İLAÇ ÖZEL CİHAZLA VERİLİR

Astım atağı, hastada giderek artan nefes darlığı, öksürük, hışıltı veya göğüste baskı hissinin ortaya çıkması olarak tanımlanır. Astım hastalığı bu şekilde ataklar ile seyreder ve ağırlığı çeşitli derecelerde olabilir. Sadece egzersiz sırasında ortaya çıkan basit öksürük nöbetleri ile seyredebildiği gibi, yoğun bakım tedavisine ihtiyaç duyabilecek seviyelere kadar ilerleyebilir. Yakınmaları astımla uyumlu olan hastalarda yapılan muayene, laboratuvar tetkikleri ve mümkün olabilirse solunum fonksiyon testleriyle teşhis koyulur.
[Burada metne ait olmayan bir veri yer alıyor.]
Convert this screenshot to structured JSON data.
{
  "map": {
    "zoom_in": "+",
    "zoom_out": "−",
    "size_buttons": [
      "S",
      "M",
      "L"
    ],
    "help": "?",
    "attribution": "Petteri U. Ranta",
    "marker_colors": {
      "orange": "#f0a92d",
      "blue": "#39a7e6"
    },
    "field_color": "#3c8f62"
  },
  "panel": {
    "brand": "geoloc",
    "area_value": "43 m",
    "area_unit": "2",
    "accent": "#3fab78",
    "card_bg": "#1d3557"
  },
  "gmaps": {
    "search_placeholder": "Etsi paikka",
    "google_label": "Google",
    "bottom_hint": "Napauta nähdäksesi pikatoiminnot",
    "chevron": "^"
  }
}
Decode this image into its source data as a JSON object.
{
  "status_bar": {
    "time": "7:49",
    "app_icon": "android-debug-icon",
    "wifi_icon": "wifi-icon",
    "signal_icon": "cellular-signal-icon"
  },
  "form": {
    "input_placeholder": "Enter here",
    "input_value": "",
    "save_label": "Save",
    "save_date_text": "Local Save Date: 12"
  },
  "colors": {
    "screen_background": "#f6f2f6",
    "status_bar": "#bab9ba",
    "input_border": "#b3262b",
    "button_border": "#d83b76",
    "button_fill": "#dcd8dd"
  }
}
Tedavinin amacı hastalığın kontrol altına alınması ve bu stabil durumun idame ettirilmesidir. Dünyada olduğu gibi, ülkemizde de bu hastalığın tedavisiyle ilgili gerekli her türlü ilaç ve yardımcı cihazlar bulunmaktadır. Uygun ilaç tedavisiyle astımlılar okul dahil günlük hayatlarına, hastalık sebebiyle herhangi bir kısıtlanma olmadan devam edebilir. Astım ilaçlarının büyük bir kısmı soluk alma yoluyla kullanılan ilaçlardır ve daha az yan etkiyle direkt hava yollarında istenen tedavi edici etkiyi oluşturur. Özel cihazlarla verilirler. Tedaviye başlanırken bu özel cihazların kullanım şekli mutlaka hastalara uygun şekilde anlatılmalıdır.

SİGARA DUMANINA DİKKAT

Astımlı bir hastanın gündüzleri astım yakınmasının bulunmaması, gece astım sebepli uykudan uyanmaması, hastalığı tedavi eden ve kontrol altında tutan ilaçları kullanırken ayrıca sık olarak hızlı etkili nefes açıcı ilaçlara gereksiniminin olmaması, nefes ölçüm testlerinin normal olması ve günlük işlerini engellenmeden yapabilmesi hastalığın tam kontrol altında olduğunun göstergesidir.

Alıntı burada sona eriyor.